Continued workWake Self’s album “Ready to Live” was released posthumously alongside the music video for his single “No Vacancy,” which was conceptualized by Touchon and directed by Alec Brown. In it, Wake portrays a gangster seeking New Mexico chiles and he won’t be duped by inferior Colorado chiles.
A second posthumous music video that Touchon worked on, “Holy Water,” is currently screening as part of the American Indian Film Festival and has been nominated for Best Music Video. It has already won Best Music Video and Best New Mexico Short at the Mindfield Film Festival in Albuquerque and received an honorable mention at the Independent Shorts Film Festival.

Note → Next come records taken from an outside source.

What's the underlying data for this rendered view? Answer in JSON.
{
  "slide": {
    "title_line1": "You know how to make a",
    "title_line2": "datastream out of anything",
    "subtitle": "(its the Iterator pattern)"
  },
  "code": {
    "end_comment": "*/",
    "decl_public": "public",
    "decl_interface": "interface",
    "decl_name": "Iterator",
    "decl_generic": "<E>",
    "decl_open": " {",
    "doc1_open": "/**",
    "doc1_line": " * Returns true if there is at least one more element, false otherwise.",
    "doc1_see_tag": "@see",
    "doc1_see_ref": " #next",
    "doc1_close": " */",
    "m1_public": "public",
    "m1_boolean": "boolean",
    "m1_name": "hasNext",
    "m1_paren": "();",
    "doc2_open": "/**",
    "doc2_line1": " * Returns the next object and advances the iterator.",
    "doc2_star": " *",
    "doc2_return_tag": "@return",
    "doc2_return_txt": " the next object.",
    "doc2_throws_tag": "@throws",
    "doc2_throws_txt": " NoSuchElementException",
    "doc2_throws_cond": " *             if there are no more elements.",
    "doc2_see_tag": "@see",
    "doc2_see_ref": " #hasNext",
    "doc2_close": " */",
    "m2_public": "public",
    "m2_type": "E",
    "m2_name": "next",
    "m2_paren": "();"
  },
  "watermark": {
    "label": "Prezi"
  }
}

Touchon said it wasn’t necessarily a song that Wake wanted to do a music video for, but when she came up with a strong idea for one, they began filming it in March of 2019. She directed it, and it features animations by Alec Brown. She said it will be released to the public by the end of November.
Touchon said she has a bunch of material featuring Wake Self and wants to work on a nonfiction project about him. She is currently considering ways to tell Andrew’s story, such as a documentary or podcast.
Similarly, Def-I said he is working on rounding up songs that he and Wake had recorded for an unreleased EP they had worked on. If and when he gets them all together, he plans to revisit them and see where he can go from there.
Def-I recorded an album called “Deserted Oceans” with hip-hop artist Ariano and released it in March, almost immediately before the pandemic hit. As events dried up, they released a bonus track called “American Quarantine,” and Ariano also remixed and re-released the album as “Oceans Deserted.”
As part of DDAT, a fusion project with the jazz-playing Delbert Anderson Trio, Def-I is working on a musical based on a concept album titled “Naat’áanii.” It tells the story of a character who is a talented traditional dancer, but who wants to leave the reservation, travel the world, and seek out the hip-hop scene.
Def-I is also set to release a new solo album called “DRZLTN” on Nov. 20. (Eric Martinez was not kidding when he said Def-I is hardworking).
As 2020 starts to conclude and — hopefully — begins to improve, people can still draw inspiration from the rhythmic catalog of Wake Self.